Children in families that eat meals together, even if only once or twice a week, eat more fruit and vegetables than children who never eat with their families. The boost they receive from learning eating habits from parents and older siblings is enough to bring kids’ fruit and veg consumption close to the recommended “5 a Day”, say researchers at the University of Leeds in the UK.

The researchers, who examined how the home food environment and parents’ attitudes and values affect children’s fruit and vegetable intake in primary school children, report their findings in the 19 December online first issue of the BMJ’s Journal of Epidemiology & Community Health.

They found that parents’ consumption of fruit and vegetables and cutting up portions of these foods encouraged children to eat more of them.

Senior author Janet Cade, a professor in the University’s School of Food Science and Nutrition, says in a statement:

“Even if it’s just one family meal a week, when children eat together with parents or older siblings they learn about eating. Watching the way their parents or siblings eat and the different types of food they eat is pivotal in creating their own food habits and preferences.”

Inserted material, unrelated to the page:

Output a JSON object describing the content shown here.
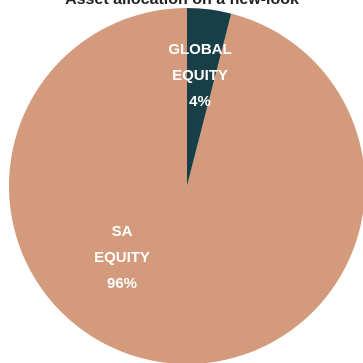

The World Health Organization (WHO) recommends that children consume 400 g (5 portions) of fruit and vegetables per day.

However, Cade and colleagues found 65% of primary-school-aged children (aged around 5 to 11 years) did not reach this recommended level of “5 a Day”.

But, children who always ate meals at a table with their family ate on average 1.5 more portions (an extra 125 g) of fruit and vegetables than children who never ate with their families.

Even when children only ate with their family once or twice a week, they ate as much as 1.2 portions more (an extra 95 g) of fruit and veg than children who never ate with their family.

There was also a noticeable pattern of influence from parents to children. In families where parents said they ate fruit and vegetables every day, the children ate on average one portion more (80 g) than children whose parents said they rarely or never ate fruit and vegetables.

And children of parents who said they always cut up fruit and vegetables for their children, ate on average half a portion (40 g) more than children of parents who never did. Even kids of parents who said they did this sometimes but not always, ate a quarter portion more.

For the study, Cade and colleagues used data on 2,389 children attending 52 primary schools in Greater London.

The data was collected in a School Food Diary and a Home Food Diary that asked parents questions like, “on average, how many nights a week does your family eat at a table?” and “do you cut up fruit and vegetables for your child to eat?”

First author Meaghan Christian, says:

“Modern life often prevents the whole family from sitting round the dinner table, but this research shows that even just Sunday lunch round the table can help improve the diets of our families.”

Cade says family meals do more than improve family health:

“They provide conversational time for families, incentives to plan a meal, and an ideal environment for parents to model good manners and behaviour,” she adds.

Estimates suggest 1 in 10 of UK kids aged 2 to 10 years is obese.

The Department of Health funds a number of programs to encourage people to eat their 5 a Day, and improve lifestyle through healthy diet and exercise. In the last 4 years it has spent nearly £80 million on such initiatives.

Christian suggests there should be more emphasis on family meals in public health campaigns, because eating habits are established early in childhood.

“Future work could be aimed at improving parental intake or encouraging parents to cut up or buy snack-sized fruit and vegetables,” she urges.

The research was funded by the National Institute for Health Research Public Health Research (NIHR PHR) Programme.

In May 2012, the World Cancer Research Fund (WCRF) released results of a poll that found only 1 in 5 adults in Britain consumes the recommended 5 a day.

In a study published in BMJ in June 2012, BMJ Group’s consumer health team report individuals who consume a Mediterranean type diet are less likely to suffer heart attacks, less likely to develop certain types of cancer, and more likely to live longer.

They also stress suggest maintaining a healthy weight, doing regular exercise, not consuming too much alcohol, and consuming less red meat, reduces the risk of developing cancer.